A potential problem with the application of RDD estimators is the risk of an incorrect specification of the underlying functional form. If the underlying “ true model ” does not follow a linear relationship, for example, an estimate as described above would generally be biased and not true to expectations. Possible remedies for this are inserting higher polynomials (for example:) or resorting to non-parametric estimates .

As part of the “quasi-experimental” research method, RDD is also exposed to criticism of this. Christopher Sims sees RDD and related research as "useful but [...] not a panacea," while Angus Deaton fears that researchers' attention may shift to the feasibility of a study over its relevance. As with all quasi-experimental approaches, the external validity of RDD estimators is also limited. Strictly speaking, the measured effects are only reliably measured for the examined discontinuity. These findings are difficult to generalize in relation to other contexts (e.g. other countries, populations, or policies).

history

Regression discontinuity analysis was first used in 1960 by psychologists Donald L. Thistlewaite and Donald T. Campbell . In economics and econometrics, however, it was not widely used until much later, in the late 1990s and early 2000s.
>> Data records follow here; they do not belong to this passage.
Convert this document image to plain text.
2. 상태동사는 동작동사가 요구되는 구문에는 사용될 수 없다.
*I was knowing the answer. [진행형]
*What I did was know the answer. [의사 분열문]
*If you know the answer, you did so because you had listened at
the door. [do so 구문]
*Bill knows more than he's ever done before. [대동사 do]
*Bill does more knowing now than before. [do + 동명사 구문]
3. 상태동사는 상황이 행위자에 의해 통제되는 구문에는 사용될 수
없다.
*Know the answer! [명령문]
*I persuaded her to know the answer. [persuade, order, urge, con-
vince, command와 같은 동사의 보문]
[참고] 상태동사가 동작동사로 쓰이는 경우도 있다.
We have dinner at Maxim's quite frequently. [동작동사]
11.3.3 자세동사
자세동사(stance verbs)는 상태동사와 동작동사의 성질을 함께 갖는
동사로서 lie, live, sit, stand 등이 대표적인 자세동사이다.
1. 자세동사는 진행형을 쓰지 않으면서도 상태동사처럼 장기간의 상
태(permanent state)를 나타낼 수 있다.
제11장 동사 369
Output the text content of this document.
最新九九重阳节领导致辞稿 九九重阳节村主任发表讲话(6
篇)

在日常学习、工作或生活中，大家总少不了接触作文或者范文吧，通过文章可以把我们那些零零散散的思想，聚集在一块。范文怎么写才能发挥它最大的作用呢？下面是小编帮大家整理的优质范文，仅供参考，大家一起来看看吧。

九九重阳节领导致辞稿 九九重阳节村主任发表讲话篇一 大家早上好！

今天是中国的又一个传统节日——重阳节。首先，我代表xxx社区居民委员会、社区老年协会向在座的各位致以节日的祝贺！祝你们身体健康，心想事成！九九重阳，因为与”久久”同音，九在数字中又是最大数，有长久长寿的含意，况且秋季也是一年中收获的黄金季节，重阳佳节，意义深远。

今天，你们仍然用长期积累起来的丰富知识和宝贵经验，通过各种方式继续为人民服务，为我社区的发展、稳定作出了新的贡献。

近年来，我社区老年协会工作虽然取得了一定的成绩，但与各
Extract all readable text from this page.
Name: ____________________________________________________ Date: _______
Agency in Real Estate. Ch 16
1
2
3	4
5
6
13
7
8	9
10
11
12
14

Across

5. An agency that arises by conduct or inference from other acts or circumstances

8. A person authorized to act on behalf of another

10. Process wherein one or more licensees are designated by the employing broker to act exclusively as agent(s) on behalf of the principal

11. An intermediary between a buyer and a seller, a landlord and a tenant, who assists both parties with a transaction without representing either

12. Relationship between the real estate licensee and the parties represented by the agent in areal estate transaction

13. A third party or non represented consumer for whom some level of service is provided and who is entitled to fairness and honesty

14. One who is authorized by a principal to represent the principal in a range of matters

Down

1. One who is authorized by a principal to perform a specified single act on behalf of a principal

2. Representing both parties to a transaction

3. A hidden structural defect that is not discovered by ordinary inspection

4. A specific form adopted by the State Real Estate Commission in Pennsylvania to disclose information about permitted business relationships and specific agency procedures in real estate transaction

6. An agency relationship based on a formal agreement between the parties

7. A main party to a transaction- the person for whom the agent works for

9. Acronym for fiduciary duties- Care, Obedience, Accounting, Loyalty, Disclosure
The first important studies included the above-mentioned article by Angrist and Lavy and an article by Wilbert van der Klaauw from 2002. Since then, the RD analysis has become a widely used tool in empirical economics.

literature

  • Angrist, Joshua D. / Pischke, Jörn-Steffen : Mostly Harmless Econometrics: An Empiricist's Companion , Princeton University Press, 2008
  • Angrist, Joshua D./Lavy, Victor: Using Maimonides' Rule To Estimate The Effect Of Class Size On Scholastic Achievement , Quarterly Journal of Economics 114.2, May 1999, pp. 533-575
  • Lee, David S. / Lemieux, Thomas: Regression Discontinuity Designs in Economics , Journal of Economic Literature 48, June 2010, pp. 281–355
  • Donald L. Thistlewaite, Donald T. Campbell: Regression-Discontinuity Analysis: An alternative to the ex post facto experiment , 1960, Journal of Educational Psychology 51: 309-317
  • van der Klaauw, Wilbert: Estimating the Effect of Financial Aid Offers on College Enrollment: A Regression-Discontinuity Approach , International Economic Review , 43.4, November 2010, pp. 1249–1287

Remarks

  1. Angrist & Pischke, Mostly Harmless Econometrics , 2008, p. 137
  2. Angrist & Pischke, Mostly Harmless Econometrics , 2008, p. 142
  3. ^ Lee & Lemieux, Regression Discontinuity Designs in Economics , 2010, p. 283, p. 295
  4. See e.g. B. Joshua D. Angrist and Jörn-Steffen Pischke: The Credibility Revolution in Empirical Economics: How Better Research Design is Taking the Con out of Econometrics , Journal of Economic Perspectives , 24.2, Summer 2010, pp. 3-30. Similarly, Imbens, Guido W .: Better LATE than nothing: Some Comments on Deaton (2009) and Heckman and Urzua (2009) , NBER Working Paper 14896, April 2009
  5. ^ Lee & Lemieux, Regression Discontinuity Designs in Economics , 2010, p. 316
  6. Sims, Christopher: But Economics Is Not an Experimental Science , Journal of Economic Perspectives, February 24, 2010, p. 59
  7. ^ Deaton, Angus: Instruments of Development: Randomization in the Tropics, and the Search for the Elusive Keys to Economic Development , NBER Working Paper 14690, January 2009, pp. 9f.
  8. Lee & Lemieux, Regression Discontinuity Designs in Economics , 2010, pp. 281f.